Northwestern to raise tuition
Northwestern University plans to raise tuition and cut its budget 5 percent after its endowment fell 24 percent in 10 months because of the global recession.
The university, in Evanston, will also delay construction projects to save $90 million through June 2010, President Henry Bienen said in a letter e-mailed today to faculty, students and alumni. Undergraduate tuition, room and board will increase 3.6 percent. The charges totaled $48,051 for the current year, according to the school's Web site.
Northwestern, ranked 12th among the nation's universities by U.S. News & World Report magazine, joins other schools struggling with falling revenue. Harvard University, in Cambridge, Massachusetts, is offering buyouts to 1,600 non-faculty employees as its plans for a 30 percent drop in its endowment, valued at $36.9 billion on June 30. Johns Hopkins University, in Baltimore, is cutting executive salaries to trim a $100 million shortfall for the next two fiscal years and said today on it Web site it will raise undergraduate tuition 3.8 percent.

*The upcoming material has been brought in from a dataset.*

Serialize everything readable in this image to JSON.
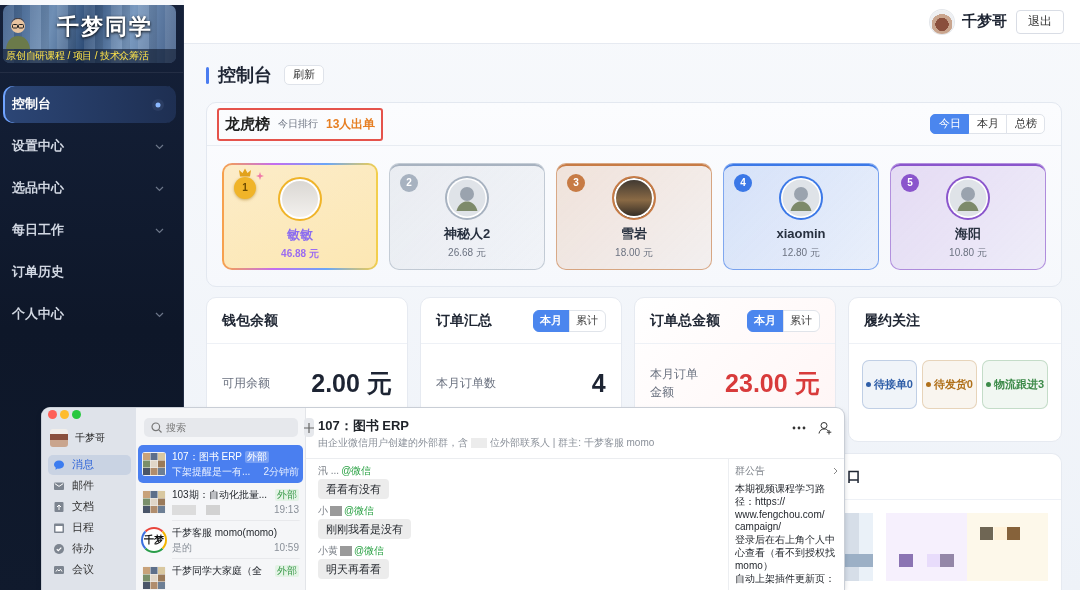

"The major economic upheaval that we're now experiencing understandably creates feelings of uneasiness," Bienen, at Northwestern, said in his letter. "We cannot control the economic forces that are now sweeping the world. But we can consider thoughtfully the potential impacts of those forces and plan appropriately."
Northwestern's endowment, valued at $7.4 billion in April, has fallen to $5.6 billion, Bienen said. The school relies on payouts from its endowment for 18 percent of its budget.
Founded in 1851, Northwestern has about 15,600 students. Alumni include U.S. Supreme Court Justice John Paul Stevens, White House Chief of Staff Rahm Emanuel and the comedian Stephen Colbert.
In December, the school announced Bienen, who is retiring, will be succeeded on Sept. 1 by Morton Owen Schapiro, now president of Williams College in Massachusetts.